# Coffee Table



## del schisler (Feb 2, 2006)

here is a coffee table i made for my friend It is made from Brazilian Cherry or JOBOTO i guess is the other name It is a hard wood It is 2.3 time harder or denser than oak May be off on the dens. It sure did work up nice I use M.L. CAMPBELL cabnet grade lacquer And it sure is heavy I made the legs from 4 pieces glued up and than fluted on each side He didn't want any turned leg's he was the boss thank's for looking del


----------



## AxlMyk (Jun 13, 2006)

That's a beautiful table Del.. Good job..


----------



## Dr.Zook (Sep 10, 2004)

Nice Del, as always.


----------



## lrr (Nov 27, 2006)

Very nice, Del.

What is it about the South American woods?
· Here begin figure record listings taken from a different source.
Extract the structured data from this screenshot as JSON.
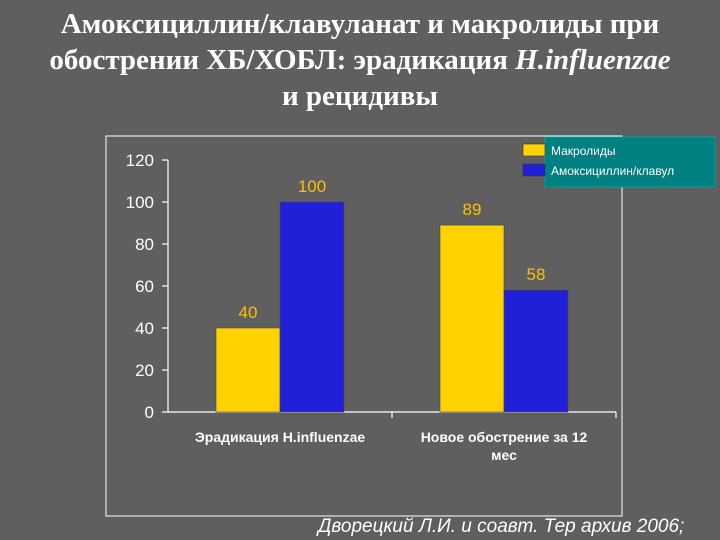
{
  "title": {
    "line1": "Амоксициллин/клавуланат  и макролиды при",
    "line2_prefix": "обострении ХБ/ХОБЛ: эрадикация ",
    "line2_italic": "H.influenzae",
    "line3": "и рецидивы"
  },
  "source": "Дворецкий  Л.И. и соавт. Тер архив 2006;",
  "colors": {
    "background": "#5f5f5f",
    "plot_area": "#5f5f5f",
    "macrolides": "#ffd200",
    "amoxiclav": "#2020d8",
    "data_label": "#ffc000",
    "axis_text": "#ffffff",
    "legend_bg": "#008080"
  },
  "chart_data": {
    "type": "bar",
    "categories": [
      [
        "Эрадикация H.influenzae"
      ],
      [
        "Новое обострение за 12",
        "мес"
      ]
    ],
    "series": [
      {
        "name": "Макролиды",
        "values": [
          40,
          89
        ],
        "color": "#ffd200"
      },
      {
        "name": "Амоксициллин/клавул",
        "values": [
          100,
          58
        ],
        "color": "#2020d8"
      }
    ],
    "ylim": [
      0,
      120
    ],
    "yticks": [
      0,
      20,
      40,
      60,
      80,
      100,
      120
    ],
    "grid": false,
    "legend": "top-right",
    "data_labels": true
  }
}
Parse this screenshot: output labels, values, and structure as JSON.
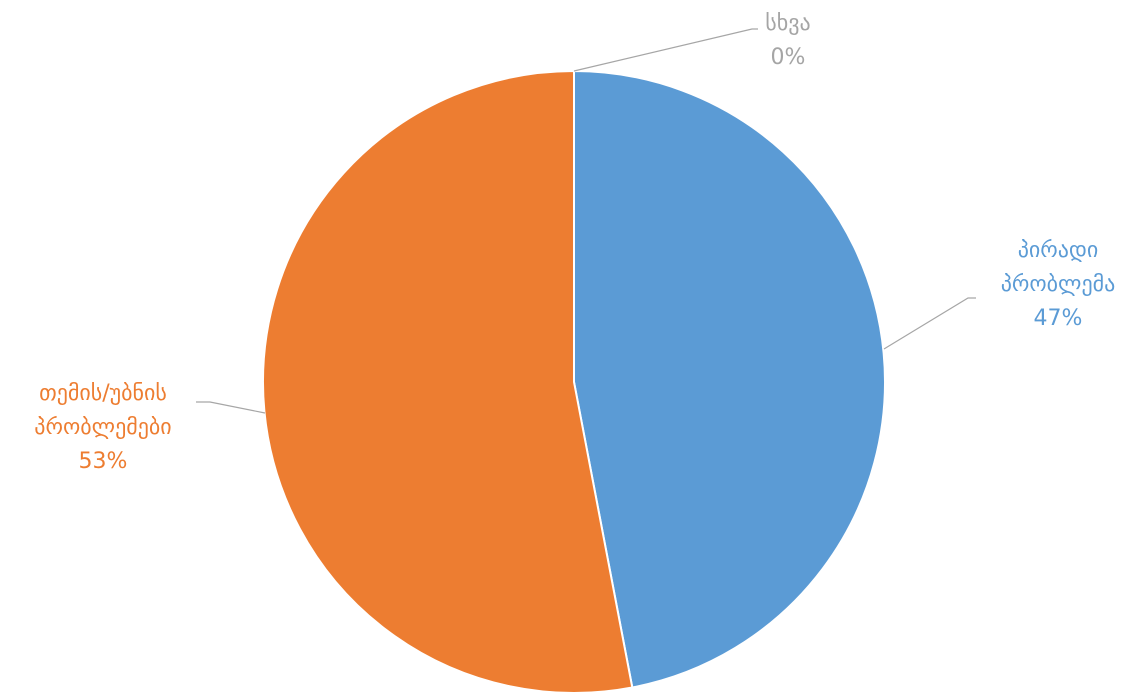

I've made several things with purpleheart (also Brazilian), and the stuff is really dense. I made a small plant stand, and almost split a gut hauling it out of the shop!


----------



## Joe Lyddon (Sep 11, 2004)

Very NICE, Del!

I have some Jatoba too... real heavy stuff... did you have any trouble milling the wood? ... beads n all the fine cuts?

Aren't they pretty heavy?

Should last a life-time!

Thank you for sharing...


----------



## del schisler (Feb 2, 2006)

*coffee table*



Joe Lyddon said:


> Very NICE, Del!
> 
> I have some Jatoba too... real heavy stuff... did you have any trouble milling the wood? ... beads n all the fine cuts?
> 
> ...


I didn't have any trouble I have good router bits Amana Of course their are other good bits But at my friends place where i get my wood They have them in stock Make's it easy to buy Sometime's i get carried away I bet nobody else does ?? And my planer i have sharp blade's The wood came out very slick Looked like it was sanded all ready thank's for the nice reply's


----------



## challagan (Feb 7, 2006)

Nice! That is a beautiful coffee table. Looks like aged American cherry! 

Corey


----------



## Lee Brubaker (Jan 30, 2006)

Very nice Del. Hope whoever does the vacuuming appreciates that bottom shelf & avoids sideswiping it. A very handsome piece.

Lee


----------



## Rolf Maxa (Feb 8, 2005)

Very nice work, I never had the opportunity to work with wood from South America. Sounds interesting, I'll have to give it a try


----------